First Axl inhibitor enters clinical trials (original) (raw)

Axl and Mer are both members of the TAM receptor family, which also includes Tyro3, a kinase that is particularly abundant in the brain. All three are activated by a common ligand, Growth Arrest–specific protein 6 (Gas6), and they ordinarily play an embryonic developmental role in cell survival, migration and differentiation. High levels of Axl expression have been correlated with poor survival in many types of cancer, including breast cancer (Proc. Natl. Acad. Sci. USA 107, 1124–1129, 2010), acute myeloid leukemia (Amer. Soc. Hematol. Annual Meeting, San Diego 2011), glioblastoma multiforme (Clin. Cancer Res. 14, 130–138, 2008) and osteosarcoma (Biochem. Biophys. Res. Commun. 435, 493–500, 2013). In addition, activation of Axl kinase has been identified as one mechanism by which lung cancers can develop resistance to therapies targeting EGFR, such as Tarceva (erlotinib) (Nat. Genet. 44, 852–60, 2012).

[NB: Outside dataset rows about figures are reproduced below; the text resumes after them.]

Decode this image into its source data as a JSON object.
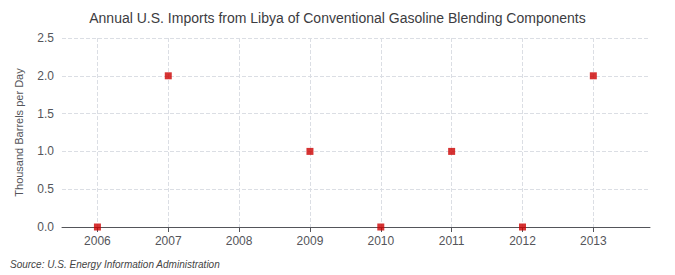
{
  "chart_data": {
    "type": "scatter",
    "title": "Annual U.S. Imports from Libya of Conventional Gasoline Blending Components",
    "ylabel": "Thousand Barrels per Day",
    "source": "Source: U.S. Energy Information Administration",
    "x": [
      2006,
      2007,
      2008,
      2009,
      2010,
      2011,
      2012,
      2013
    ],
    "values": [
      0.0,
      2.0,
      null,
      1.0,
      0.0,
      1.0,
      0.0,
      2.0
    ],
    "color": "#cc0000",
    "marker": "square",
    "xlim": [
      2005.5,
      2013.8
    ],
    "xticks": [
      2006,
      2007,
      2008,
      2009,
      2010,
      2011,
      2012,
      2013
    ],
    "ylim": [
      0,
      2.5
    ],
    "yticks": [
      {
        "value": 0,
        "label": "0.0"
      },
      0.5,
      {
        "value": 1,
        "label": "1.0"
      },
      1.5,
      {
        "value": 2,
        "label": "2.0"
      },
      2.5
    ],
    "grid": true
  }
}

BergenBio, of Bergen, Norway, gained a position in this area in 2011 by in-licensing BGB324 (formerly R428) from S. San Francisco, California–based Rigel Pharmaceuticals. BergenBio's co-founder and CSO Jim Lorens, who is also based at the University of Bergen, was previously at Rigel. His research has demonstrated that an epithelial-to-mesenchymal transition (EMT)—a developmental process that can be exploited by tumor cells—upregulates Axl kinase expression in breast cancer, and that this is an essential step for cancer metastasis and progression. “It makes the cells very resistant to a hostile microenvironment,” says BergenBio's CEO, Richard Godfrey. Moreover, Axl kinase and Gas6 then form a positive-feedback loop, which maintains the mesenchymal phenotype. An additional, emerging line of evidence suggests that the EMT process may also stimulate the formation of cancer stem cells, although Godfrey notes the cancer stem cell concept remains controversial. “They're certainly cancer-seeding or cancer-propagating cells,” he says.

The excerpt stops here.